Reeling it In: “10 Cloverfield Lane”

“10 Cloverfield Lane”

Paramount Pictures

1 hour, 43 minutes

 

 

This week’s film marks a rare occasion for me. In the days before the internet, it was possible to go see a movie without knowing anything about it ahead of time. It’s still possible, but only if you don’t own a computer, TV, phone, or you’re going to a midnight screening of an obscure Dutch experimental film.

“10 Cloverfield Lane” is the exception to the rule. I’d seen a trailer once, and that was about it. This movie kind of snuck up on everyone, and I think that’s how producer J.J. Abrams likes it. It’s not that the movie was created in secret. Director Dan Trachtenberg was working under the tentative title “Valencia” for most of the filming. It was only when the title was changed and a trailer was released, teasing a tenuous, at best, connection to the found footage monster movie “Cloverfield” of several years ago, that people started to take notice. I have to say, it’s pretty cool to go in to a movie like this one blind. So thanks, J.J.

I’ll say right up front that I liked the movie and, despite a few minor flaws, found it to be a compact and surprising thriller with some great acting on display. If you don’t want to know more than that, quit reading now and go buy a ticket. Otherwise, I’ll elaborate. The movie opens with Mary Elizabeth Winstead who you might remember from “Scott Pilgrim vs. The World,” if you were one of the five people who saw that excellent and underrated film. Winstead plays Michelle who we meet on her way out of town, obviously running from some relationship trouble or another. Suddenly (and shockingly), Michelle’s car is in a terrible accident. When she next opens her eyes, she finds herself on a dirty mattress in a dingy cinder block room, one leg chained to the wall. An IV runs from her arm to a saline bag on a holder next to the bed. Has she been kidnapped? Is she under someone’s care? There are no answers and Michelle is understandably freaked out. And then a grizzled, angry John Goodman enters and manages not to soothe her at all.

Eventually, Howard (Goodman) reveals that this is a bomb shelter and that some kind of attack has occurred in the outside world. Also trapped inside is Emmett, a simple local boy who corroborates Howard’s story. But who is Emmett? Who is Howard, for that matter? And what is really happening outside the locked and sealed outer door?

I liked everything about the actual film that is “10 Cloverfield Lane.” The acting is excellent, and the small cast and tight quarters make possible the kind of mounting tension we saw in films like “Ex Machina.” Goodman is especially good, his moods swinging wildly from bemused grandpa to violent rage. Winstead is also very good, displaying strength and vulnerability in equal measure. John Gallagher Jr., who plays Emmett, is an actor I hadn’t seen before, but I imagine we’ll see more of after this. He reads as kind of a scragglier Jason Sudeikis — funny, but with a little bit of an edge. The three actors play well together and the film, short as it is, never flounders for the lack of supporting characters. The directing by Dan Trachtenberg, previously known for short films, mostly, is pretty remarkable considering the limited, compact space there is for filming. The film feels a little claustrophobic, by design, but it’s never boring and the shots are visually appealing and interesting.

Really, the main problem with the movie is the title.
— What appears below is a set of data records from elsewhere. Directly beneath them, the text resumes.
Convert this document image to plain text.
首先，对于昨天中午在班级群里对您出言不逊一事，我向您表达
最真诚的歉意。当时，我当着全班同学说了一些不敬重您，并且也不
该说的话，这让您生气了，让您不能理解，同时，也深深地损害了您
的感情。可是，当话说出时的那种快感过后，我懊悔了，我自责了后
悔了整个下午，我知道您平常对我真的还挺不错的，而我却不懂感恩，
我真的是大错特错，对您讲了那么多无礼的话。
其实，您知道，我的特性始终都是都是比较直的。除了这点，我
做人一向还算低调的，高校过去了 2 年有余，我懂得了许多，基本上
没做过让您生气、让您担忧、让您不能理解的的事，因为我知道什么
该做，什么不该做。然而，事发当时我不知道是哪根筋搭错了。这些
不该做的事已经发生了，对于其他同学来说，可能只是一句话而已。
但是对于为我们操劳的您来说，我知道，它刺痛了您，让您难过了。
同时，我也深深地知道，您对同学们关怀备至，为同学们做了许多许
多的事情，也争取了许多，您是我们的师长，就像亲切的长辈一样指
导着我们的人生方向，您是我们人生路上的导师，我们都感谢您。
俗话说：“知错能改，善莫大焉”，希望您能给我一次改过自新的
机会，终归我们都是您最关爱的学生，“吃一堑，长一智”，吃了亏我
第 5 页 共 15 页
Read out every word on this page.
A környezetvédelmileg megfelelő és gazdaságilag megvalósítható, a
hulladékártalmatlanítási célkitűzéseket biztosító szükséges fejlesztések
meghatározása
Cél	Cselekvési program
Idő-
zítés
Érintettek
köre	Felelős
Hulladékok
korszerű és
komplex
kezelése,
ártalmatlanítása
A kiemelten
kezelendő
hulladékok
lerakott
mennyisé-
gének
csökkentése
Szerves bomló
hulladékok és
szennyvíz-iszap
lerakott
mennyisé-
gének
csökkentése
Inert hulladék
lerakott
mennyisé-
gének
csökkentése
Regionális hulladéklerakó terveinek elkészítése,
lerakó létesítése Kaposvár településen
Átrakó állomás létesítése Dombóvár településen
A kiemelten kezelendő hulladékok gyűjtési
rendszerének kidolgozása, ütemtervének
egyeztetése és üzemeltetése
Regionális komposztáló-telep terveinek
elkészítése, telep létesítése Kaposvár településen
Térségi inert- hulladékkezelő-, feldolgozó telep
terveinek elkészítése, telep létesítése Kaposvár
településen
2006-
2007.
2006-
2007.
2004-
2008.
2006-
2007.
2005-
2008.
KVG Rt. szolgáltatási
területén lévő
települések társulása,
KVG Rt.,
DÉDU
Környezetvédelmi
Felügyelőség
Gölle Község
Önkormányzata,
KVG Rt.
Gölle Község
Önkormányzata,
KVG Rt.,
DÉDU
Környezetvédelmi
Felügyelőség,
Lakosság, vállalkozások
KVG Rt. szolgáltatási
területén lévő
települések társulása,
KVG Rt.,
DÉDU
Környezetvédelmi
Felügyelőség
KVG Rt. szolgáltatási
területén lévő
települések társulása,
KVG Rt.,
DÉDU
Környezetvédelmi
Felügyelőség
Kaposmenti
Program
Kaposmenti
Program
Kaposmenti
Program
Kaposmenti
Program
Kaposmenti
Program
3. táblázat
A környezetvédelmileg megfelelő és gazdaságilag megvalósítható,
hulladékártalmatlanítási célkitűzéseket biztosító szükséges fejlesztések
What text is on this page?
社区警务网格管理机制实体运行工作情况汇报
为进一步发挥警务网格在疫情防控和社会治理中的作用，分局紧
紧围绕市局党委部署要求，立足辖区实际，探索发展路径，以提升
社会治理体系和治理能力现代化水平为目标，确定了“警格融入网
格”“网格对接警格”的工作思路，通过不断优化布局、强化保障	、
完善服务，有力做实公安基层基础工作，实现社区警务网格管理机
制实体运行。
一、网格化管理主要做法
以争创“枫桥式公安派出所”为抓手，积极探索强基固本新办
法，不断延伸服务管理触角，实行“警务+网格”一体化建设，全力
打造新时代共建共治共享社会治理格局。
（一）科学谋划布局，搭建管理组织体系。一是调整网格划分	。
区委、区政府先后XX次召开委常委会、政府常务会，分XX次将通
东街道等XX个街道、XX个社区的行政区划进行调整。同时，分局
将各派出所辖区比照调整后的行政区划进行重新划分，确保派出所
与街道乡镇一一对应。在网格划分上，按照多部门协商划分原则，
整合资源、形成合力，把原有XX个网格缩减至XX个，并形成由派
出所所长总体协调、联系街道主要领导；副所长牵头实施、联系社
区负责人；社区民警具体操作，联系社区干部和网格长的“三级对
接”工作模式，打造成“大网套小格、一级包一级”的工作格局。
It’s not that I’m against hinting at a connection between this film and the original “Cloverfield,” though to be honest, I didn’t find one. It could be that it exists in the background – in a radio broadcast or in the mention of an unseen character, but I think Abrams is attempting to use the title more as a modifier for a type of movie. Kind of like saying “A film from the Twilight Zone.” That’s all well and good, but (and I’m assuming if you didn’t want even minor spoilers you quit reading a while ago) it takes some of the zing out of the eventual surprise. It’s almost as if “The Sixth Sense” had been called “Hauntingly Good Therapy.”

Speaking of M. Night Shyamalan, “10 Cloverfield Lane” is reminiscent of that director’s films when they were still good. Or maybe I should say that director’s film. Let’s hope Dan Trachtenberg who, based on the excellent reception this film is getting, is about to be the toast of Hollywood, doesn’t fall into the same trap as his predecessor.

Grade: A-, “10 Cloverfield Lane” is rated PG-13 for language and violence.

 

Chris Jenness is a freelance graphic designer, artist and movie buff who lives in Nikiski.